As previously reported on PSNE, BT and TalkTalk have been pursuing a judicial review into the UK Digital Economy Act on the grounds that the legislation – which was passed in the dying days of the last Government and aims to combat illegal downloading/filesharing – had received “insufficient” parliamentary scrutiny.

The ISPs also argued that some components of the act were potentially in conflict with European commerce and privacy law.

The judicial review was granted last autumn. On 21 April it was announced that only one of the ISPs’ objections – about enforcement costs – was to be upheld. The Government is currently in the process of reviewing the draft costs sharing order, but ISPs will definitely be obliged to pay a quarter of the price of mailing warning letters to internet users believed to be downloading copyrighted material illegally.

BT and TalkTalk – who believe that the legislation could compromise internet users’ “basic rights and freedoms” – quickly revealed their intention to carry on with their campaign.
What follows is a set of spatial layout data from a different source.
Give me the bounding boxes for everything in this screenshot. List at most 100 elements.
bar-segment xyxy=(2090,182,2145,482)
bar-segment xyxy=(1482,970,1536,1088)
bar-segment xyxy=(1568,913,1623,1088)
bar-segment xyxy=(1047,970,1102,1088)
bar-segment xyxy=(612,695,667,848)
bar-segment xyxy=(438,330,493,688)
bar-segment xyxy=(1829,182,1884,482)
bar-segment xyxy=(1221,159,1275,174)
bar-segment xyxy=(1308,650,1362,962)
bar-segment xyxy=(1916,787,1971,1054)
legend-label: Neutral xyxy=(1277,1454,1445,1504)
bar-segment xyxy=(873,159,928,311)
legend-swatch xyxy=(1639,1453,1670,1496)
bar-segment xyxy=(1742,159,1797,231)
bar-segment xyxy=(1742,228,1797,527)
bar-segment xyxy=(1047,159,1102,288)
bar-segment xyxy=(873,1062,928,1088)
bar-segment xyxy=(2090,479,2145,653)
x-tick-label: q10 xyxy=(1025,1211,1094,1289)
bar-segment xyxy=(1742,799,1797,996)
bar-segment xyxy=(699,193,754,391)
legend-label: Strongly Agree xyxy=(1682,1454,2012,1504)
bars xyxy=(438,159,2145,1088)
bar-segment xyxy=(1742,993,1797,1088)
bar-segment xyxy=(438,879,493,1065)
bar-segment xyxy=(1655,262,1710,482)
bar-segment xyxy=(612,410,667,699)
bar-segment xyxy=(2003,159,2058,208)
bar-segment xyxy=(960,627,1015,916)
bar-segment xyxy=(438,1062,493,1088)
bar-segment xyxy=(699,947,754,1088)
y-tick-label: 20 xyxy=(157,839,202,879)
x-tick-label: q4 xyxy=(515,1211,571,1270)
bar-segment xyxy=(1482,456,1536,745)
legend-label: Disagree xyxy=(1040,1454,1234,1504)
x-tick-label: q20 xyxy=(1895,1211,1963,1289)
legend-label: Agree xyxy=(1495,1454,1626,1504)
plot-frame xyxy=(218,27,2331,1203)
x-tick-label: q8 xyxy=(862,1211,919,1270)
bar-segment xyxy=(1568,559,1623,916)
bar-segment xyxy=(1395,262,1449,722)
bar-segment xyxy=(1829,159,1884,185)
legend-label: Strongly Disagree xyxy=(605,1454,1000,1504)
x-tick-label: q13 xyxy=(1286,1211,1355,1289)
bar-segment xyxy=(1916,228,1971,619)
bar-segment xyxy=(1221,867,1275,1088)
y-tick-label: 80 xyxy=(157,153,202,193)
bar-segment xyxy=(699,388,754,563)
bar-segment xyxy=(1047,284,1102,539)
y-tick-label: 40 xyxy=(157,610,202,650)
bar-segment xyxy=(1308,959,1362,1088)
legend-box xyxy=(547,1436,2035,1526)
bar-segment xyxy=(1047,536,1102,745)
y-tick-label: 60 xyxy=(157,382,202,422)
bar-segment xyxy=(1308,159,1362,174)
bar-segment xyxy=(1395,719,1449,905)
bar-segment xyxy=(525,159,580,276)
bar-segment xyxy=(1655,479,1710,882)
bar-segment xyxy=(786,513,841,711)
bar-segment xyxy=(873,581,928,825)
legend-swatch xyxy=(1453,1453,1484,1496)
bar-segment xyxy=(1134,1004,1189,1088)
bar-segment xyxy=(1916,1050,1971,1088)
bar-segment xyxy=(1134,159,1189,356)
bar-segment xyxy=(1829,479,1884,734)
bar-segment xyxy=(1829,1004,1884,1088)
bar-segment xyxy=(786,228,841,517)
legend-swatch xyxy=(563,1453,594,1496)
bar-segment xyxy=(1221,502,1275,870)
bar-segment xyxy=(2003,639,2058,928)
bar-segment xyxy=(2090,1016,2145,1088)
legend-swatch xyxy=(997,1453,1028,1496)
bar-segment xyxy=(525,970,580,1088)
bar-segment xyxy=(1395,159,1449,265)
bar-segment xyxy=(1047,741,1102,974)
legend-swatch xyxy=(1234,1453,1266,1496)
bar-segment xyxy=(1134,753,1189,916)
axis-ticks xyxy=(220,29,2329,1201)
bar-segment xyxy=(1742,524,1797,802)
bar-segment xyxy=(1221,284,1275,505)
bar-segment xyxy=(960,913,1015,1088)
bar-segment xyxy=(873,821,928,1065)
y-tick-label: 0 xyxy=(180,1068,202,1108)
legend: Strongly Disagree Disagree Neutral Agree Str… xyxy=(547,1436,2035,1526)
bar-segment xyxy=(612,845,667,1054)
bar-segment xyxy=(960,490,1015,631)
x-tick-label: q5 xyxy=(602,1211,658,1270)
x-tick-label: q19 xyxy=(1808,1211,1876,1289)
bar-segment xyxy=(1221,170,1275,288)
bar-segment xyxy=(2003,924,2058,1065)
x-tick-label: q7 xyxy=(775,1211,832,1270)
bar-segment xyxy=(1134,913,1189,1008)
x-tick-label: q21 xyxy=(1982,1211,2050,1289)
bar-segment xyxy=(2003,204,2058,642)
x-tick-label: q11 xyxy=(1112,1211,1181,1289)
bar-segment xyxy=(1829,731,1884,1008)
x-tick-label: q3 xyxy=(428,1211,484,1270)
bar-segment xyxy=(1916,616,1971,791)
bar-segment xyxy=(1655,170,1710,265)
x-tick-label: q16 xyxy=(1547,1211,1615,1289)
But on 21 June, Judge Sir Richard Buxton formally refused the ISPs’ application for an appeal against the findings of the review.

While the two companies have said they are now considering their position, the ruling undoubtedly brings the full implementation of the DEA a step closer. After several delays, the process of sending out warning letters to suspected copyright infringers is expected to commence in early 2012.

If the ultimate financial benefit of the DEA to rights-holders is impossible to calculate, what is beyond doubt is that the process of introducing the act has been extremely expensive. Figures released under the Freedom of Information Act recently indicate that the legislation will have cost rights-holders, Ofcom and ISPs almost £6m by early next year.

Meanwhile, BT and TalkTalk face an estimated bill of £100,000 after being ordered to pay 93% of the Government’s legal fees accruing from the judicial review.